Oxalobacter formigenes (O. formigenes) is an anaerobic gut bacterium that uses oxalate as its sole energy source. Oxalate is a natural compound in foods like spinach, nuts, and tea and is also produced by human metabolism. When oxalate is absorbed from the intestine, it is eliminated in urine, where it can bind calcium to form calcium oxalate crystals, the most common type of kidney stone. By breaking down oxalate inside the colon, O. formigenes reduces how much oxalate is available for absorption, which in turn lowers urinary oxalate and the likelihood of stone formation. In controlled diet studies, people colonized with O. formigenes excrete less urinary oxalate and have lower rates of recurrent calcium oxalate stones compared with those who are not colonized.

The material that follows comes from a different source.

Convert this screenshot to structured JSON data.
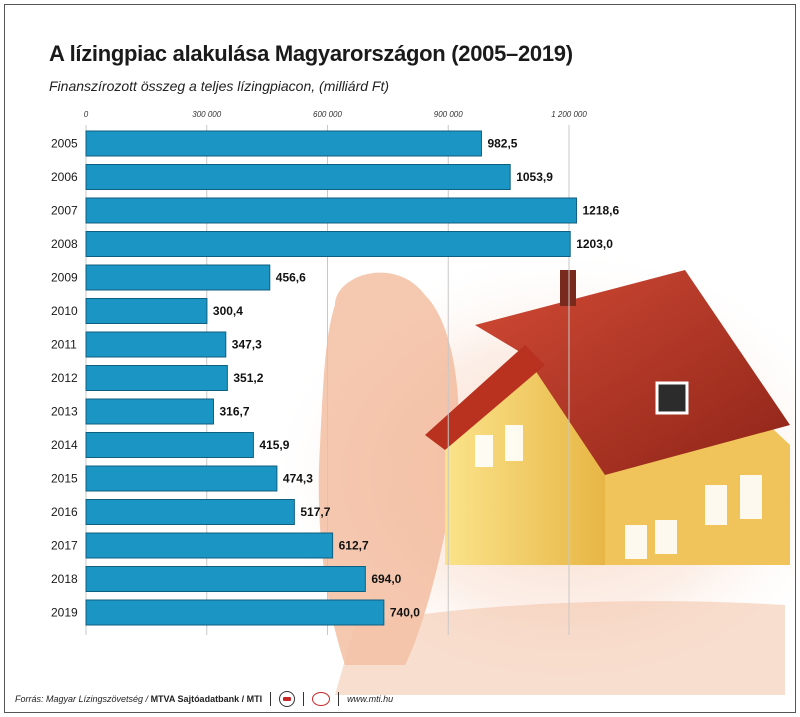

Biologically, O. formigenes performs two complementary actions. First, it degrades luminal oxalate, directly lowering the pool that could be absorbed. Second, it produces bioactive factors that stimulate the colon to secrete oxalate from blood back into the gut, adding a clearance route that further decreases urinary oxalate. Colonization appears common in many parts of the world but varies widely. It is antibiotic-sensitive, so courses of broad-spectrum antibiotics can eliminate it; conversely, colonization can sometimes be re-established with oral administration of the live organism.

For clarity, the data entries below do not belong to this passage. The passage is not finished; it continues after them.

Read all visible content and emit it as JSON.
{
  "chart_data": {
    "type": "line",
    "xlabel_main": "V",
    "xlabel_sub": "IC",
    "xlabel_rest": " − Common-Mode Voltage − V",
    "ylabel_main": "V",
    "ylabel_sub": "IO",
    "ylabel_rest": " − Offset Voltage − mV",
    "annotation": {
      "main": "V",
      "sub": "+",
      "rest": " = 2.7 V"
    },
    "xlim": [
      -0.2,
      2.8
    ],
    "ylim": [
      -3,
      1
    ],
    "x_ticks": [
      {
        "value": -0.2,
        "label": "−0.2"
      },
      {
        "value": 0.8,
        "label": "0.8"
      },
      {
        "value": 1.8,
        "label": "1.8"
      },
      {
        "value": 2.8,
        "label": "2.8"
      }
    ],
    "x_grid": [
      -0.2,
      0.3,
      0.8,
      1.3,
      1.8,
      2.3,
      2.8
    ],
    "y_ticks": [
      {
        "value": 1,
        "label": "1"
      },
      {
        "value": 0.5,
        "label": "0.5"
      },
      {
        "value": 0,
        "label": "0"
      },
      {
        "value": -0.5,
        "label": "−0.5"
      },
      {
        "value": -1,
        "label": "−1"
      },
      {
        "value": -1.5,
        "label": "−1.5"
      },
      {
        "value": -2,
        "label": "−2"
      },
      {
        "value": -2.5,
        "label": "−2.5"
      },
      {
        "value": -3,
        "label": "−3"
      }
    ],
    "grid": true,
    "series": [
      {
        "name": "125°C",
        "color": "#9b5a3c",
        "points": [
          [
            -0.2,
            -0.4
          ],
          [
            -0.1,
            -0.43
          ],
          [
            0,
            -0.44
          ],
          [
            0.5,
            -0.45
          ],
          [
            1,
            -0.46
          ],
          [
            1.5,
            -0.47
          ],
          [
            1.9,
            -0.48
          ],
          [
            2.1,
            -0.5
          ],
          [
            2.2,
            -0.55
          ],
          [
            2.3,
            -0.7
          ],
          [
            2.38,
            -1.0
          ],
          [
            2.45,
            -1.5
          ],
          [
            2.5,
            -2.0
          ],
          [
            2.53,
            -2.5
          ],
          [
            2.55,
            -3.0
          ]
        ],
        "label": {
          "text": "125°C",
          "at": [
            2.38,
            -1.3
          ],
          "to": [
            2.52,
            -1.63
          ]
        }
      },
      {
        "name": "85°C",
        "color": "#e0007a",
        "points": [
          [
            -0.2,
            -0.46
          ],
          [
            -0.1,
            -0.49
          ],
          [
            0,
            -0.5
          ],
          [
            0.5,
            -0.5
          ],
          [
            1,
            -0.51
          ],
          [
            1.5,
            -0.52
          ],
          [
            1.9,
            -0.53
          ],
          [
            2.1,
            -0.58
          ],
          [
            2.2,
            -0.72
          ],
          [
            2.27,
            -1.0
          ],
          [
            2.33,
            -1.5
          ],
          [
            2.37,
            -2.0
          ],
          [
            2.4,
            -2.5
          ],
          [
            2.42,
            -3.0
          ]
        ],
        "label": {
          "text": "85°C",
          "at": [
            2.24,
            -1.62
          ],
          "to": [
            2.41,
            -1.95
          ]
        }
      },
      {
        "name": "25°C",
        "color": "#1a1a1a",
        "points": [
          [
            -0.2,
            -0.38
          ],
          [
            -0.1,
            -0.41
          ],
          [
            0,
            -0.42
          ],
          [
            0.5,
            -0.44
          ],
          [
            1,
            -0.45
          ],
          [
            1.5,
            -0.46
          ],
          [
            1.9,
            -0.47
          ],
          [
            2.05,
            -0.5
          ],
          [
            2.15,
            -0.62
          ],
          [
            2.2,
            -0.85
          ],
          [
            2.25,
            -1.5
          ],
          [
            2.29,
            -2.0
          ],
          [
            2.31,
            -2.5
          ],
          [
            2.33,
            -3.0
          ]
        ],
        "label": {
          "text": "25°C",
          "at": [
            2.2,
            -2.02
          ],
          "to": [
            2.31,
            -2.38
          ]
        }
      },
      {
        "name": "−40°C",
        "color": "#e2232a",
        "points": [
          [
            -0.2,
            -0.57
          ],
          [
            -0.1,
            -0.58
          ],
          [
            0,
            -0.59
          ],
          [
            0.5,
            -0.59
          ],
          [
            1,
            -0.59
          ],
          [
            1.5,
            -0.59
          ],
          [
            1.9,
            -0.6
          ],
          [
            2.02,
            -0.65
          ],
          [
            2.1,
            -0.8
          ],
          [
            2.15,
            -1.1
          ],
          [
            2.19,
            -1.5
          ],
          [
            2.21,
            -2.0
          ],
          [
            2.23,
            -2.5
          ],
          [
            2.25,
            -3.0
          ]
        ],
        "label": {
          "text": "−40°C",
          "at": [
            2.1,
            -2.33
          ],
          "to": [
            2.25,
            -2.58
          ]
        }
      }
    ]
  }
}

Diet modifies both oxalate load and O. formigenes ecology. High dietary oxalate with adequate calcium at meals can reduce net absorption because calcium binds oxalate in the gut; very low calcium intake has the opposite effect, increasing absorption. Growth of O. formigenes is favored by oxalate availability, but higher calcium can lower its abundance by reducing soluble oxalate in the lumen. Because many other gut microbes contribute to oxalate degradation, a diverse oxalate-degrading network may protect against stones even when O. formigenes is absent.
Clinically, the most decision-relevant outcome is urinary oxalate, typically measured on a 24-hour urine collection in stone prevention clinics. Detecting O. formigenes itself is done on stool using culture, targeted PCR, or shotgun metagenomics. Presence does not always equal function: colonization can be low-grade, intermittent, or recently suppressed by antibiotics; stool assays differ in sensitivity; and host factors like fat malabsorption or inflammatory bowel disease can raise oxalate absorption independent of the microbiome. As a result, O. formigenes status should be interpreted alongside diet, medications, antibiotic history, and repeat urinary oxalate testing.
As a therapy, probiotic colonization with O. formigenes reliably lowers urinary oxalate in healthy adults under controlled conditions, but results in primary hyperoxaluria have been mixed, likely because endogenous oxalate production overwhelms colonic degradation capacity. That said, the bacterium’s secreted factors that drive colonic oxalate secretion are promising drug leads that may bypass colonization hurdles. For many stone-forming patients, a practical approach is to pair diet strategies that lower oxalate absorption with efforts to protect or restore oxalate-degrading microbes, then confirm benefit by tracking 24-hour urinary oxalate over time.